THE DECISION STAKES
The asset is there. The revenue model is not.
"Data has become one of the most valuable assets in today's digital economy, driving new revenue streams and reshaping business strategy."
— SQ Magazine, Data Monetization Statistics 2026, February 2026
The question is not whether your data has value. It does. The question is whether you have a pricing model, a package, and a governance layer that lets you extract it without exposing yourself.
Internal monetization reduces costs and improves decisions. External monetization creates recurring revenue. Both require the same foundation: an inventory, a price, a product, and a compliance posture.
Four moves. One decision you can defend.
01
MAP
Inventory every data asset by category: transactional, behavioral, operational, proprietary. For each, assess uniqueness, timeliness, and addressable use. Most enterprises discover 3 to 5 assets they did not know they could price.

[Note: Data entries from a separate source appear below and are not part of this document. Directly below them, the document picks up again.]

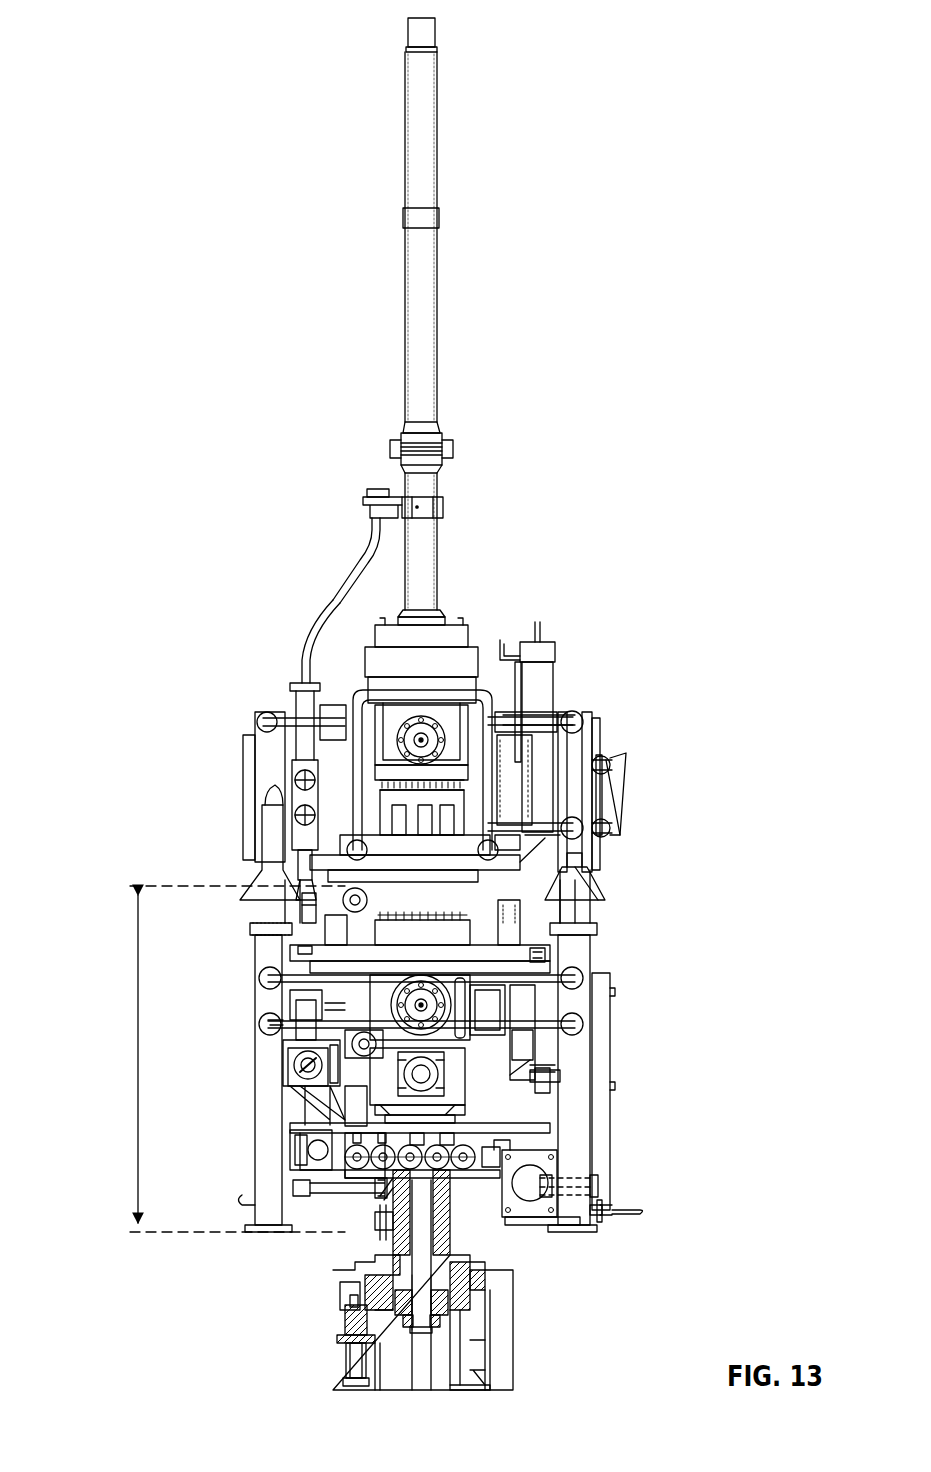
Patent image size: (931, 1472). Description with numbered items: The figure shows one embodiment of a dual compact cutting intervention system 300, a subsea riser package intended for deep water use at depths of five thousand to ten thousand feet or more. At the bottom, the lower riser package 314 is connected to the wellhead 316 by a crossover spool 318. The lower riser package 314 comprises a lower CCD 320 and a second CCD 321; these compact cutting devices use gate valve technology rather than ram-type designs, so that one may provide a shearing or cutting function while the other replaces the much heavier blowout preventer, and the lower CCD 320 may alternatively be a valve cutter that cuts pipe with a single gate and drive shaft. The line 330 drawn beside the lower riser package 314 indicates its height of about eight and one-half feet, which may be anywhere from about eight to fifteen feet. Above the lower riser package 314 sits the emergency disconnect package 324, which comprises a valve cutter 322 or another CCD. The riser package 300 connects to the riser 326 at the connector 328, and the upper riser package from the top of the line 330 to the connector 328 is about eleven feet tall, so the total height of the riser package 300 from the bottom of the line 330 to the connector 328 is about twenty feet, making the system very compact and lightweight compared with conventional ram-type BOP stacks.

The dual compact cutting intervention system 300 is at (255, 103).
The lower riser package 314 is at (457, 1056).
The wellhead 316 is at (536, 1307).
The crossover spool 318 is at (378, 1206).
The lower CCD 320 is at (400, 1000).
The CCD 321 is at (398, 1074).
The valve cutter 322 is at (421, 740).
The emergency disconnect package 324 is at (651, 775).
The riser 326 is at (438, 336).
The connector 328 is at (450, 438).
The line 330 is at (138, 1060).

Without an inventory, you cannot build a monetization strategy. You build a data lake. A lake without a pricing model is a storage cost.
02
PRICE
Assign a shadow price to each asset: what would a buyer pay for this insight if it saved them one decision-cycle or reduced one risk? Internal shadow pricing reveals which assets justify external investment
Shadow pricing changes the internal conversation. A data asset worth 2M euros per year in prevented churn is not a BI project. It is a product with a P&L.
03
PACKAGE
Decide the commercialization model per asset: internal analytics, API subscription, data partnership, or insight-as-a-service. The packaging determines the margin. Raw data commoditizes. Insight scales.
The companies with the highest data revenue do not sell data. They sell decisions. Mastercard does not sell transaction records. It sells economic intelligence.
04
GOVERN
Build compliance-by-design into the monetization layer: consent architecture, data minimization, contractual guardrails, audit trail. GDPR, CCPA, and sector-specific rules apply. Governance is not a constraint on revenue. It is the condition for recurring revenue.
The enterprise with clean, consented, auditable data can sell what competitors cannot. Governance transforms a compliance burden into a competitive moat.
Mastercard
USD 32.8bn revenue FY2025. Value-Added Services and Solutions: fastest-growing segment.
(Mastercard FY2025 Annual Results, February 2026)
20-25%
Value-Added Services and Solutions revenue growth YoY in FY2025. The segment includes data analytics, business and market insights, security and authentication services built on Mastercard's transaction data.
(Mastercard FY2025 Annual Results, February 2026)
Mastercard does not sell transaction records. It packages 10.6 trillion dollars in annual gross dollar volume into intelligence products: economic indicators, fraud models, consumer behavior analytics, and market insights. These products are sold to governments, retailers, financial institutions and enterprises that cannot generate this view from their own data alone. The Value-Added Services segment now grows faster than the core payment network, at 20 to 25% annually. The raw material was always there. The decision to price it, package it, and govern it is what created the revenue line.
Mastercard did not acquire a new asset. It decided to treat the asset it already had as a product. That decision is the entire gap between 2% and 11%.